Sub-Agent Orchestration & Delegation

How a NetStacks agent delegates work to specialist or ephemeral child agents, the workflow graph, parking/await, and the fail-closed guardrails that bound a delegation tree.

Overview

A NetStacks agent is an autonomous, background task runner. It executes a ReAct loop (reason → act → observe) against your devices using a set of tools, and runs to completion without an interactive chat. Sub-agent orchestration lets a running agent delegate a self-contained sub-job to another agent — either a user-declared specialist or an ephemeral child it spins up on the fly — then wait for that child's result and continue.

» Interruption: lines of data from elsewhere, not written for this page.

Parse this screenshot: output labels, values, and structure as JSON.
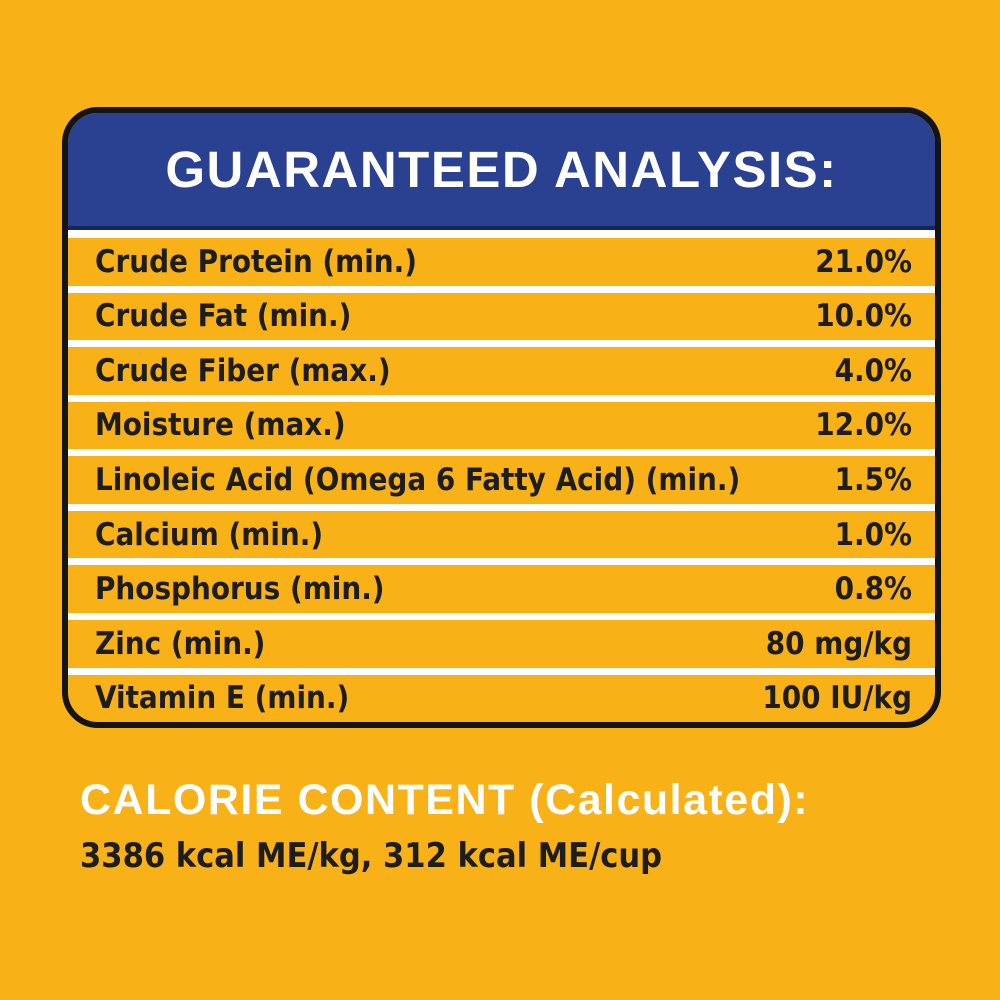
{
  "colors": {
    "background_yellow": "#F8B117",
    "header_navy": "#2A4090",
    "header_navy_edge": "#16255C",
    "outline_black": "#141414",
    "divider_white": "#FFFFFF",
    "text_dark": "#1D1D1B",
    "text_white": "#FFFFFF"
  },
  "guaranteed_analysis": {
    "title": "GUARANTEED ANALYSIS:",
    "rows": [
      {
        "label": "Crude Protein (min.)",
        "value": "21.0%"
      },
      {
        "label": "Crude Fat (min.)",
        "value": "10.0%"
      },
      {
        "label": "Crude Fiber (max.)",
        "value": "4.0%"
      },
      {
        "label": "Moisture (max.)",
        "value": "12.0%"
      },
      {
        "label": "Linoleic Acid (Omega 6 Fatty Acid) (min.)",
        "value": "1.5%"
      },
      {
        "label": "Calcium (min.)",
        "value": "1.0%"
      },
      {
        "label": "Phosphorus (min.)",
        "value": "0.8%"
      },
      {
        "label": "Zinc (min.)",
        "value": "80 mg/kg"
      },
      {
        "label": "Vitamin E (min.)",
        "value": "100 IU/kg"
      }
    ]
  },
  "calorie_content": {
    "title": "CALORIE CONTENT (Calculated):",
    "values": "3386 kcal ME/kg, 312 kcal ME/cup"
  }
}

Delegation exists for three reasons:

Specialization — hand a sub-job to an agent that has a sharper system prompt and tighter focus (for example a "BGP Auditor" or a "Config Diff Reviewer").
Context scoping — isolate a noisy sub-task (a large show tech-support, a long log scan) in a child so the parent's context window stays clean.
Parallelism & auditability — each child is a first-class run with its own transcript, correlated to the parent and independently auditable in the workflow graph.

Where this lives

The two delegation tools (list_specialists and delegate_to_agent) are registered for every agent task automatically — you do not enable them. Specialist agents are declared in the Agents panel; child runs appear in the Workflow view of the parent's run tab. Everything runs locally in the bundled Local Agent.

Core Concepts

Every agent run is an agent_task row. Delegation adds linkage fields so a tree of runs can be reconstructed, bounded, and cancelled as a unit:

parent_task_id: The immediate parent run. None means a top-level (root) task.
root_task_id: The top of the delegation tree, denormalized onto every descendant so the whole subtree can be fetched and counted cheaply.
depth: 0 for a root; incremented by one at each delegation level. Enforced against the depth cap.
spawned_by_agent_definition_id: The specialist definition this child was delegated to. None marks an ephemeral child. This is the field the UI reads to label a node Specialist vs. Ephemeral.
delegation_label: The short, human-readable label the parent gave the sub-job (for example check BGP on core), shown on the node in the workflow graph.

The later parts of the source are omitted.